Much of the media coverage surrounding the recent raids in Washington State and Montana focused on how federal agents targeted medical marijuana dispensaries, as they are the most visible part of the industry to the public and patients.
But lost in all the hoopla is the fact that they weren’t the only targets.
The crackdown in Montana, for example, also involved financial institutions, warehouses, growing operations, private homes and even a car-customization business.

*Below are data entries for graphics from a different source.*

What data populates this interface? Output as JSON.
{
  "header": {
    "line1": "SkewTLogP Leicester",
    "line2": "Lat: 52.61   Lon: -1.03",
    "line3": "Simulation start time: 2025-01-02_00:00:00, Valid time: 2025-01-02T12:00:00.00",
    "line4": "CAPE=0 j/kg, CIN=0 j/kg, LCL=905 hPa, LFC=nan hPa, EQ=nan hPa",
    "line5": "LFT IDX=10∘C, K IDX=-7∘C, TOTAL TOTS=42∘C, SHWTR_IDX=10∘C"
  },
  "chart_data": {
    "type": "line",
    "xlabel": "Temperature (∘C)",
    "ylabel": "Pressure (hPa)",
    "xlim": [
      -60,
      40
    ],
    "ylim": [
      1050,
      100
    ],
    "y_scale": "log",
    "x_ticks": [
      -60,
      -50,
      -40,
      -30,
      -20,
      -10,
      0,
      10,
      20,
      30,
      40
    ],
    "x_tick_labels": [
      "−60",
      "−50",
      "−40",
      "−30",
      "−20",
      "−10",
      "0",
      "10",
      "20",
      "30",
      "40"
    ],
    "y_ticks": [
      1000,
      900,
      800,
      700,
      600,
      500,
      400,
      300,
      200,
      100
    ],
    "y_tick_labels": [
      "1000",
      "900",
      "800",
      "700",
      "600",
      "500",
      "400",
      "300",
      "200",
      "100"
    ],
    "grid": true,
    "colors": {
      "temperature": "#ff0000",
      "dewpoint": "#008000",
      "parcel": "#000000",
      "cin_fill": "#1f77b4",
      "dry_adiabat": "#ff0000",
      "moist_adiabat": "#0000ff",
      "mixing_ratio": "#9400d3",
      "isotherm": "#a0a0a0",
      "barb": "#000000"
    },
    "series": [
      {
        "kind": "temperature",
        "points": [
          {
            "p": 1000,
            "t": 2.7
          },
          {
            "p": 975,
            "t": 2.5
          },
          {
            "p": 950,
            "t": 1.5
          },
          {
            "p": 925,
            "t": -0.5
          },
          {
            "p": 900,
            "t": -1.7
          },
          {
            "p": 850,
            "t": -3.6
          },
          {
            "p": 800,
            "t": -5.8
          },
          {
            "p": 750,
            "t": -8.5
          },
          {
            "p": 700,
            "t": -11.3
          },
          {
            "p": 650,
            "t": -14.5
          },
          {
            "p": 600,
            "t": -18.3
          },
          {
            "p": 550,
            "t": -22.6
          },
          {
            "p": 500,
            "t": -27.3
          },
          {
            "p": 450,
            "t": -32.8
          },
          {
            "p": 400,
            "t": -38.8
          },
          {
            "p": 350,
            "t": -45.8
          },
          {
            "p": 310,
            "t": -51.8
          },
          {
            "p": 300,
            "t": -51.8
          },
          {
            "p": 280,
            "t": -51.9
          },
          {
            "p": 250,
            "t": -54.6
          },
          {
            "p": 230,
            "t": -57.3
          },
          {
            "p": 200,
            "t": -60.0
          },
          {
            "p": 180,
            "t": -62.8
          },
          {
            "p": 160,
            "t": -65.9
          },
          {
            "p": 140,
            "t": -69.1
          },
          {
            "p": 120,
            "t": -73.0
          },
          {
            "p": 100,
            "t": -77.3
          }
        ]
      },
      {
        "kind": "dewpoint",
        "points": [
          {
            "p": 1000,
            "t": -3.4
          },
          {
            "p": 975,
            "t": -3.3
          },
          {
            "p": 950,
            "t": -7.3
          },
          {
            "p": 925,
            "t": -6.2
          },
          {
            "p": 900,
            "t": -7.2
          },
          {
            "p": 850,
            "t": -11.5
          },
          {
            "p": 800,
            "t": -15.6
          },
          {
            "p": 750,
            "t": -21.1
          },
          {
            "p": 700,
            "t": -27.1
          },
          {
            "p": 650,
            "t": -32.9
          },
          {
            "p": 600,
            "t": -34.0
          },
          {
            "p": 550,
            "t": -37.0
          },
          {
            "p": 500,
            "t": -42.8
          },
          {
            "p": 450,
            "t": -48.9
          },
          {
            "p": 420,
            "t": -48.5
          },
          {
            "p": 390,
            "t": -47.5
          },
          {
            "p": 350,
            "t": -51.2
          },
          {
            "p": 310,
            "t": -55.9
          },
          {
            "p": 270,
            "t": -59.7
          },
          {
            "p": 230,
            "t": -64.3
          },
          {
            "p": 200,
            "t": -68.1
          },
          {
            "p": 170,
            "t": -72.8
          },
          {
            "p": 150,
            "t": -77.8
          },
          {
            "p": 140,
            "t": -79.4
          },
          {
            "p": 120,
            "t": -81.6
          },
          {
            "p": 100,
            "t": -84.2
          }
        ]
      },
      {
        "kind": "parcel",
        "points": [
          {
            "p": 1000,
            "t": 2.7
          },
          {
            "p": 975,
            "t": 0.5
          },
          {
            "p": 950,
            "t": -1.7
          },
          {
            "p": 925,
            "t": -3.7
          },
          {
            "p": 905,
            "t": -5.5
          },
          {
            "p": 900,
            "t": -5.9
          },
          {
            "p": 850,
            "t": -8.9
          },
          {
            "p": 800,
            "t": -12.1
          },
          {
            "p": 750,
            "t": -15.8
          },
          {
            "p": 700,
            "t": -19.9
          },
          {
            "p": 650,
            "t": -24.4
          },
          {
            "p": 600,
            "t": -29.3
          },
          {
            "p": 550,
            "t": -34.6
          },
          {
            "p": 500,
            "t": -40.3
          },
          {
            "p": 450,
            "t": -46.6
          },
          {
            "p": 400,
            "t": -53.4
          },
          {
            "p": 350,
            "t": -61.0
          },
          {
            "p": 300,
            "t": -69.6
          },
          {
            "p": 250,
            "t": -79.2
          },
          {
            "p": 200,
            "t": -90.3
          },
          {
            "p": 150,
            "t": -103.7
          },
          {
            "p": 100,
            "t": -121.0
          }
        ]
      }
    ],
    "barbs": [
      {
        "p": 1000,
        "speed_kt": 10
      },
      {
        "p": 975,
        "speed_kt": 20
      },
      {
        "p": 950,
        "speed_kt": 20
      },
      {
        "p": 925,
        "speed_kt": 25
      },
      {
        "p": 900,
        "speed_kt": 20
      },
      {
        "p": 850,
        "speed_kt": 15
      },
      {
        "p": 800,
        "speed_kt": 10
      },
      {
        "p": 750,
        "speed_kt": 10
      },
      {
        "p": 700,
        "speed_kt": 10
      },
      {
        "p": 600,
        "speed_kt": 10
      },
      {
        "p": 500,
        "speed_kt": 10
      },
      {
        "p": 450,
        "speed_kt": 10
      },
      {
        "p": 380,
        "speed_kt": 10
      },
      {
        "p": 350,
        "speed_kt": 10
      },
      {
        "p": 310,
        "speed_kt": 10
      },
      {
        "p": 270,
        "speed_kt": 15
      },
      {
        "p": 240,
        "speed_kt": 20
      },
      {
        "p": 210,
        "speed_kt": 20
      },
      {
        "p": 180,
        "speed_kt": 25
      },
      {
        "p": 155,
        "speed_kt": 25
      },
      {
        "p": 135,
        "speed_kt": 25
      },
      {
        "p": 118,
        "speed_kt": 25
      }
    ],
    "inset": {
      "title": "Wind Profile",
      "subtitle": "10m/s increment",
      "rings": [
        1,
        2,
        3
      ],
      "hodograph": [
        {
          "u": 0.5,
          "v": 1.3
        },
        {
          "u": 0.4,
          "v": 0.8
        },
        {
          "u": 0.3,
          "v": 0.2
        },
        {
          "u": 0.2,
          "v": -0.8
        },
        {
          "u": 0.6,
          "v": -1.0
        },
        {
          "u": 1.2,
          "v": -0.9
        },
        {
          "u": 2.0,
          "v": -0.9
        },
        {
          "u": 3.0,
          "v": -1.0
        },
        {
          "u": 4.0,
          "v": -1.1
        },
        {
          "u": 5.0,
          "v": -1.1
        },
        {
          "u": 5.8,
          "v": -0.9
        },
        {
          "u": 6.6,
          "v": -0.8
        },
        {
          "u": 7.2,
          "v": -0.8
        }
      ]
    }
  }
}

The raids serve as a reminder that ancillary MMJ businesses could find federal agents at their doorsteps if they’re dealing or partnering with dispensaries engaged in shady practices. The government has rarely gone after those associated – but not directly involved – with the sale of medical marijuana. But the mere possibility of prosecution has already scared away many businesses and individuals, from banks and investment firms to landlords and accountants. Sure, there are some willing to work with the industry. But most don’t want to take such a big risk.
It doesn’t help that U.S. district attorneys in California have aggressively targeted these ancillary businesses. This fall, they sent warning letters to landlords in the state, telling them to boot MMJ tenants or face the possibility of arrest. One government official even threatened to go after newspapers and other media outlets that run advertisements for dispensaries.
Expect ancillary businesses to become even more gun-shy in the wake of the recent raids on the West Coast.